Progress Theatre

Forum Theatre for Midwives, Oxford Brookes/Progress Theatre

What is Progress Theatre?

Progress Theatre is a theatre company that makes work about midwives, for midwives. Midwives often describe themselves as swans: serene on the surface but paddling away furiously underneath. Progress Theatre offers a space to look at the under-the-surface- stuff: the everyday pressures that are normalised, but which actually have huge sway in how we care for women.  

We are a group of midwives who are also theatre practitioners. Devising our material draws on our lived experiences and resonates strongly with our midwife audiences: ‘did you base that on our Unit?’ is a common response. Members of Progress Theatre are Gemma Boyd, Adele Stanley, Fallon Dyer, Radha Wilson, Nicky Hargreaves and Kirsten Baker.


Our methodology is based on the dramaturgy of Augusto Boal: using forum theatre, we present realistic, recognisable scenes about everyday midwifery practice. Then audience members are invited by the ‘Joker’ to become ‘spectators’, stepping into the action to comment on what happened in the scene – they can argue with the characters and even take their place to replay the scene. Through this, student midwives get to analyse and demonstrate how things are, and – critically – how they could be.


At the heart of Progress Theatre’s work are the kinds of universal experiences that challenge midwives across the profession. Capturing those moments is incredibly important, as it allows participants to explore those common problems in a new way, provoking new and imaginative solutions. Tackling important subjects like workplace ‘horizontal’ bullying, or the potential triggers of midwifery for people who have survived sexual abuse, Progress helps midwives to develop skills that are vital for practice.

As Kirsten recounts, ‘People often comment that moving from drama to healthcare must have been a big change for me, but to me one led very naturally to the other. Putting yourself into another person’s position, knowing how to empathise and improvise, is a vital part of both drama and midwifery.’

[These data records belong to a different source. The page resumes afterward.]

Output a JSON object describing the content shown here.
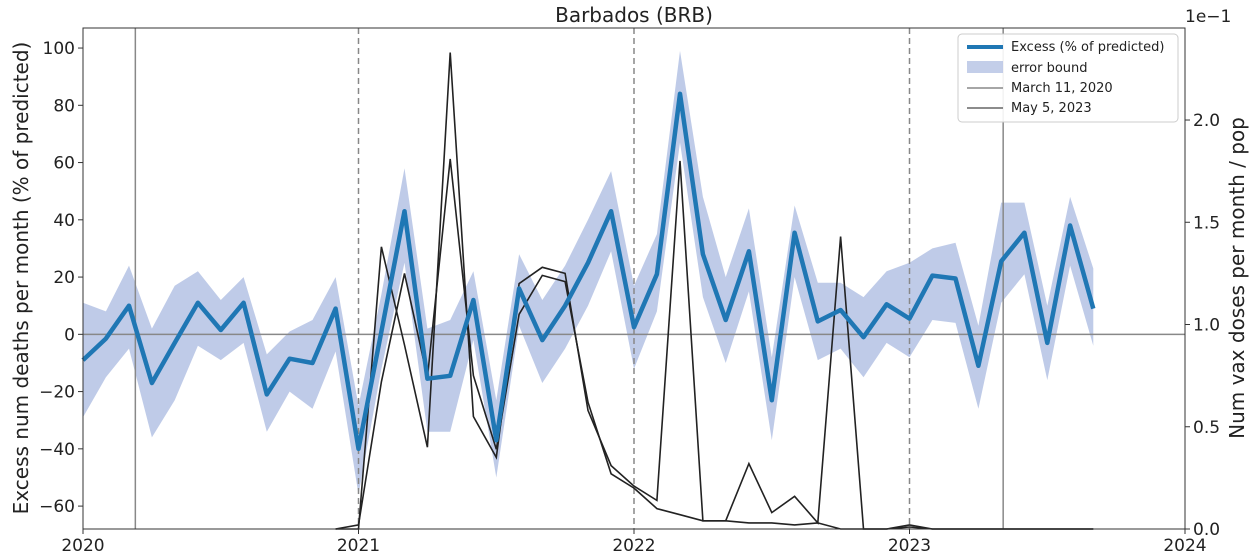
{
  "chart_data": {
    "type": "line",
    "title": "Barbados (BRB)",
    "ylabel": "Excess num deaths per month (% of predicted)",
    "ylabel_right": "Num vax doses per month / pop",
    "right_axis_multiplier": "1e−1",
    "xlim": [
      2020.0,
      2024.0
    ],
    "ylim": [
      -68,
      107
    ],
    "ylim_right": [
      0.0,
      2.45
    ],
    "x_ticks": [
      2020,
      2021,
      2022,
      2023,
      2024
    ],
    "x_tick_labels": [
      "2020",
      "2021",
      "2022",
      "2023",
      "2024"
    ],
    "y_ticks": [
      -60,
      -40,
      -20,
      0,
      20,
      40,
      60,
      80,
      100
    ],
    "y_tick_labels": [
      "−60",
      "−40",
      "−20",
      "0",
      "20",
      "40",
      "60",
      "80",
      "100"
    ],
    "y_ticks_right": [
      0.0,
      0.5,
      1.0,
      1.5,
      2.0
    ],
    "y_tick_labels_right": [
      "0.0",
      "0.5",
      "1.0",
      "1.5",
      "2.0"
    ],
    "legend_position": "top-right",
    "legend": [
      "Excess (% of predicted)",
      "error bound",
      "March 11, 2020",
      "May 5, 2023"
    ],
    "reference_lines": {
      "horizontal_zero": 0,
      "solid_vertical": [
        2020.19,
        2023.34
      ],
      "dashed_vertical": [
        2021.0,
        2022.0,
        2023.0
      ]
    },
    "colors": {
      "excess": "#1f77b4",
      "error_band": "#aab9e0",
      "vax": "#222222",
      "reference": "#888888"
    },
    "series": [
      {
        "name": "Excess (% of predicted)",
        "x": [
          2020.0,
          2020.083,
          2020.167,
          2020.25,
          2020.333,
          2020.417,
          2020.5,
          2020.583,
          2020.667,
          2020.75,
          2020.833,
          2020.917,
          2021.0,
          2021.083,
          2021.167,
          2021.25,
          2021.333,
          2021.417,
          2021.5,
          2021.583,
          2021.667,
          2021.75,
          2021.833,
          2021.917,
          2022.0,
          2022.083,
          2022.167,
          2022.25,
          2022.333,
          2022.417,
          2022.5,
          2022.583,
          2022.667,
          2022.75,
          2022.833,
          2022.917,
          2023.0,
          2023.083,
          2023.167,
          2023.25,
          2023.333,
          2023.417,
          2023.5,
          2023.583,
          2023.667
        ],
        "values": [
          -9,
          -1.5,
          10,
          -17,
          -3,
          11,
          1.5,
          11,
          -21,
          -8.5,
          -10,
          9,
          -40,
          1,
          43,
          -15.5,
          -14.5,
          12,
          -37,
          16,
          -2,
          10,
          25,
          43,
          2.5,
          21,
          84,
          28,
          5,
          29,
          -23,
          35.5,
          4.5,
          8.5,
          -1,
          10.5,
          5.5,
          20.5,
          19.5,
          -11,
          25.5,
          35.5,
          -3,
          38,
          9
        ]
      },
      {
        "name": "error bound",
        "x": [
          2020.0,
          2020.083,
          2020.167,
          2020.25,
          2020.333,
          2020.417,
          2020.5,
          2020.583,
          2020.667,
          2020.75,
          2020.833,
          2020.917,
          2021.0,
          2021.083,
          2021.167,
          2021.25,
          2021.333,
          2021.417,
          2021.5,
          2021.583,
          2021.667,
          2021.75,
          2021.833,
          2021.917,
          2022.0,
          2022.083,
          2022.167,
          2022.25,
          2022.333,
          2022.417,
          2022.5,
          2022.583,
          2022.667,
          2022.75,
          2022.833,
          2022.917,
          2023.0,
          2023.083,
          2023.167,
          2023.25,
          2023.333,
          2023.417,
          2023.5,
          2023.583,
          2023.667
        ],
        "lower": [
          -29,
          -15,
          -5,
          -36,
          -23,
          -4,
          -9,
          -3,
          -34,
          -20,
          -26,
          -6,
          -56,
          -12,
          25,
          -34,
          -34,
          -2,
          -50,
          3,
          -17,
          -5,
          10,
          29,
          -12,
          8,
          67,
          13,
          -10,
          15,
          -37,
          20,
          -9,
          -5,
          -15,
          -3,
          -8,
          5,
          4,
          -26,
          11,
          21,
          -16,
          24,
          -4
        ],
        "upper": [
          11,
          8,
          24,
          2,
          17,
          22,
          12,
          20,
          -7,
          1,
          5,
          20,
          -25,
          14,
          58,
          2,
          5,
          22,
          -23,
          28,
          12,
          24,
          40,
          57,
          17,
          35,
          99,
          48,
          20,
          44,
          -8,
          45,
          18,
          18,
          13,
          22,
          25,
          30,
          32,
          3,
          46,
          46,
          10,
          48,
          23
        ]
      },
      {
        "name": "vax doses per month / pop (series A)",
        "axis": "right",
        "x": [
          2020.917,
          2021.0,
          2021.083,
          2021.167,
          2021.25,
          2021.333,
          2021.417,
          2021.5,
          2021.583,
          2021.667,
          2021.75,
          2021.833,
          2021.917,
          2022.0,
          2022.083,
          2022.167,
          2022.25,
          2022.333,
          2022.417,
          2022.5,
          2022.583,
          2022.667,
          2022.75,
          2022.833,
          2022.917,
          2023.0,
          2023.083,
          2023.167,
          2023.25,
          2023.333,
          2023.417,
          2023.5,
          2023.583,
          2023.667
        ],
        "values": [
          0.0,
          0.0,
          1.38,
          0.9,
          0.4,
          2.33,
          0.55,
          0.35,
          1.2,
          1.28,
          1.25,
          0.58,
          0.31,
          0.21,
          0.14,
          1.8,
          0.04,
          0.04,
          0.32,
          0.08,
          0.16,
          0.03,
          1.43,
          0.0,
          0.0,
          0.01,
          0.0,
          0.0,
          0.0,
          0.0,
          0.0,
          0.0,
          0.0,
          0.0
        ]
      },
      {
        "name": "vax doses per month / pop (series B)",
        "axis": "right",
        "x": [
          2020.917,
          2021.0,
          2021.083,
          2021.167,
          2021.25,
          2021.333,
          2021.417,
          2021.5,
          2021.583,
          2021.667,
          2021.75,
          2021.833,
          2021.917,
          2022.0,
          2022.083,
          2022.167,
          2022.25,
          2022.333,
          2022.417,
          2022.5,
          2022.583,
          2022.667,
          2022.75,
          2022.833,
          2022.917,
          2023.0,
          2023.083,
          2023.167,
          2023.25,
          2023.333,
          2023.417,
          2023.5,
          2023.583,
          2023.667
        ],
        "values": [
          0.0,
          0.02,
          0.72,
          1.25,
          0.74,
          1.81,
          0.75,
          0.39,
          1.05,
          1.24,
          1.21,
          0.62,
          0.27,
          0.2,
          0.1,
          0.07,
          0.04,
          0.04,
          0.03,
          0.03,
          0.02,
          0.03,
          0.0,
          0.0,
          0.0,
          0.02,
          0.0,
          0.0,
          0.0,
          0.0,
          0.0,
          0.0,
          0.0,
          0.0
        ]
      }
    ]
  }
}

Theatre uniquely shows life as it is, and enables changes to be created moment by moment, breath by breath.  There is plenty of scope for humour – the midwife who reports not having time in a busy shift to go for a wee presents an opportunity for a ‘spectactor’ to take on the role of the full bladder, alongside ‘paperwork’, ‘policies and guidelines’ ‘management’ and ‘time’.  

And – yes – we did base this on your Unit.